Northwest Territories

  • People in the Northwest Territories can expect a spring and summer of extreme fire danger that could last well into the fall. That’s the message of the first wildfire briefing of the season, offered by Richard Olsen, who manages fire operations for the N.W.T.’s department of Environment and Climate Change. He said the hot, dry spring is already visible in parts of the territory, where snow has disappeared earlier than usual and plants are already turning green near the southern border.”The weather forecast seems to be consistent … that for most of the N.W.T. we’re gonna see hot dry conditions throughout June, July and into August,” Olsen said.

Yukon

  • A tagged city looks like an unloved city.

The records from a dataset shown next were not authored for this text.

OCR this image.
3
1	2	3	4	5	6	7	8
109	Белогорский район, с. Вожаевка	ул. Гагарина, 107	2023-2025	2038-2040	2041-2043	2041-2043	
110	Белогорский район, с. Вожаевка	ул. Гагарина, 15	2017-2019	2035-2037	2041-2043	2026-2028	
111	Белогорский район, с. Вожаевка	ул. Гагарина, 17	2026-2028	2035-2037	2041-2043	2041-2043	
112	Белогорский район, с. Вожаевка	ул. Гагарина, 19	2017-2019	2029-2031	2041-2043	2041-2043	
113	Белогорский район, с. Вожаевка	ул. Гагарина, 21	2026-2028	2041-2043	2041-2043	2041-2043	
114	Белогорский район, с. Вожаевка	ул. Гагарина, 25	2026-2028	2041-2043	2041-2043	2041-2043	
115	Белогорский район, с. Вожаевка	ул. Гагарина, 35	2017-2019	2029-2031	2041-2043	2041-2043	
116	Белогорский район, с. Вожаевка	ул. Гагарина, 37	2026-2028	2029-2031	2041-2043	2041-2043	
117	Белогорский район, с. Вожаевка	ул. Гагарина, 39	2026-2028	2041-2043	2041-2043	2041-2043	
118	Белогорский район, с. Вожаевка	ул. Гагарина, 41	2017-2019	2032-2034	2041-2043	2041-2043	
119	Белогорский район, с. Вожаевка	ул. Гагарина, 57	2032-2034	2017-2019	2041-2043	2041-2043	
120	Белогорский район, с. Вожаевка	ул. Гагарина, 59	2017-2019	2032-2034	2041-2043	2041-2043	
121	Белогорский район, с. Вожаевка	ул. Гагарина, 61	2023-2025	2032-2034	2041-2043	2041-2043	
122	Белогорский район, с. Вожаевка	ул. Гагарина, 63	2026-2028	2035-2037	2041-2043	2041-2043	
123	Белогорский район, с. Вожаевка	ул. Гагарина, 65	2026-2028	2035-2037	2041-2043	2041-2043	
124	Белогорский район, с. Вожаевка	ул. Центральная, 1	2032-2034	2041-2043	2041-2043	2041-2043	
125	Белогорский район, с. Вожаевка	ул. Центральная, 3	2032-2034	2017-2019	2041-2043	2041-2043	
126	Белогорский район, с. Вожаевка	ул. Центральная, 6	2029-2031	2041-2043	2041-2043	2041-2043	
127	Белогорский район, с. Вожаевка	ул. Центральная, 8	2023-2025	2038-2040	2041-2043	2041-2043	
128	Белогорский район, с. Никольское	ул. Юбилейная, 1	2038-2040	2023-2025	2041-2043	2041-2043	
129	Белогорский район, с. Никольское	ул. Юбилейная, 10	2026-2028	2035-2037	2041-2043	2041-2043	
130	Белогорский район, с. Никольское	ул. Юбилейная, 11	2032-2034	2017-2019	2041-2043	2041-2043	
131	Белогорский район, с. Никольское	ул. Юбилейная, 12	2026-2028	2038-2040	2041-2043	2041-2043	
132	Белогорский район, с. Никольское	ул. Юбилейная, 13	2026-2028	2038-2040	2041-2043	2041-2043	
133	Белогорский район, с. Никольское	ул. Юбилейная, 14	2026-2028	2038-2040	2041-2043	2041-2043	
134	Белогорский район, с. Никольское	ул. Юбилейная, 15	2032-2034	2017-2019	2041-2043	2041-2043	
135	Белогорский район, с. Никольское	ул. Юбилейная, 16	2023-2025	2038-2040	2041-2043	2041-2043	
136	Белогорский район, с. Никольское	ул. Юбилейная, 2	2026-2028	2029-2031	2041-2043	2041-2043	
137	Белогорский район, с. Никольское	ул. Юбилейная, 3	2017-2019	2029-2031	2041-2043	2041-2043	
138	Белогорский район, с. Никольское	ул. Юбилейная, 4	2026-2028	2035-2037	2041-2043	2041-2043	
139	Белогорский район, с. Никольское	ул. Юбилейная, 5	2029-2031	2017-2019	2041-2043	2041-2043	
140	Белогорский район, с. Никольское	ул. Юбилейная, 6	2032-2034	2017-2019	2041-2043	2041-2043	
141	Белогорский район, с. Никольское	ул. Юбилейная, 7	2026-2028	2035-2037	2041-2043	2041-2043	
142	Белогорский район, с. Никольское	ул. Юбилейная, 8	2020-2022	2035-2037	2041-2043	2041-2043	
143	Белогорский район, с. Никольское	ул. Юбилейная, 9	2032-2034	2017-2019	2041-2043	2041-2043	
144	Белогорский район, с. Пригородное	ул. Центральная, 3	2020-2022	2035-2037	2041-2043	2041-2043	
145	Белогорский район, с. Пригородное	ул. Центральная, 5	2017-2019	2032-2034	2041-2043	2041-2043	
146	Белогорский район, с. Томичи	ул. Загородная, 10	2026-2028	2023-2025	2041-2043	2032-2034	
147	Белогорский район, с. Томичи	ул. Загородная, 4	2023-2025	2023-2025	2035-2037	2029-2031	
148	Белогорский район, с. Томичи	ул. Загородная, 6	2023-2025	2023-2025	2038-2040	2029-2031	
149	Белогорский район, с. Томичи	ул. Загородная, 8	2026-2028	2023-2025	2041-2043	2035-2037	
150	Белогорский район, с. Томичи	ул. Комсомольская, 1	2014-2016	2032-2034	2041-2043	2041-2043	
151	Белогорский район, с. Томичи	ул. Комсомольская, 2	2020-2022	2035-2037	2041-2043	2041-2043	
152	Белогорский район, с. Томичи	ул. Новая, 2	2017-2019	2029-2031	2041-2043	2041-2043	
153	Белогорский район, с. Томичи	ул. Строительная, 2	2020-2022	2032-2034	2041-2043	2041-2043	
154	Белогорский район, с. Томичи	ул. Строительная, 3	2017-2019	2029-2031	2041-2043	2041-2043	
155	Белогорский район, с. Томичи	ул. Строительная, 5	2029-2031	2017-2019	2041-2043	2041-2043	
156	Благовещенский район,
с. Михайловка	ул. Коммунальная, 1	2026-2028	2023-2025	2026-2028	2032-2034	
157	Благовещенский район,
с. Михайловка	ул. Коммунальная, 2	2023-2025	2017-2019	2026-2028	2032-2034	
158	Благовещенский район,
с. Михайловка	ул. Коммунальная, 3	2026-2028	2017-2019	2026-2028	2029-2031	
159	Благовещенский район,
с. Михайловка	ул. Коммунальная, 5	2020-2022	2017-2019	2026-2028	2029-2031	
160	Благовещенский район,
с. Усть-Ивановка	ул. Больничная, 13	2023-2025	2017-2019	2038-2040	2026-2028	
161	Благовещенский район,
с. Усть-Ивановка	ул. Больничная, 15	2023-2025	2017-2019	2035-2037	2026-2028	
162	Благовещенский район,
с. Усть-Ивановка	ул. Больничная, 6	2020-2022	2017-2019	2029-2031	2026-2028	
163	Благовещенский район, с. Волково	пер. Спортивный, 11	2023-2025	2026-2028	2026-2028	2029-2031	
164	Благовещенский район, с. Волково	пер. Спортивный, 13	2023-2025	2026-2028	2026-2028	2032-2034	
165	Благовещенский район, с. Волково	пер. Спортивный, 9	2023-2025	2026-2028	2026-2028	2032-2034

That’s what Whitehorse Mayor Laura Cabott said at Monday night’s Standing Committees meeting in council chambers. “We have a problem here in the city of Whitehorse and it’s continuing to grow,” Cabott said. She was responding to proposed amendments to the city’s graffiti management policy. “And I don’t mean a problem just for corporate City of Whitehorse, but for the city of Whitehorse.” Mélodie Simard is the manager of parks and community development. Simard presented the amendment to council. 

Nunavut

  • Nunavut Tunngavik Inc. says it’s “dismayed” that the territorial government isn’t giving up on its fight to have a lawsuit over Inuit language instruction in schools thrown out of court. Nunavut Tunngavik Inc. (NTI), which represents Inuit in Nunavut, filed the lawsuit against the territorial government in 2021, claiming it has failed to provide education in Inuktut and discriminates against Inuit as a result. the lawsuit cited Section 15 of the Charter of Rights and Freedoms, which is about equality rights.
  • The Government of Nunavut says it has hired a lawyer to look into how eight children from the territory were placed in an unlicensed Alberta group home last year. The situation came to light following a report from Radio-Canada in March. It found that three homes run by Ever Bright Complex Needs Support Services in Airdrie, Alta., had permits that weren’t active. A Nunavut spokesperson said at the time that the territory was unaware of this when the children were sent, though Alberta Children’s Services said the information was communicated to Nunavut multiple times.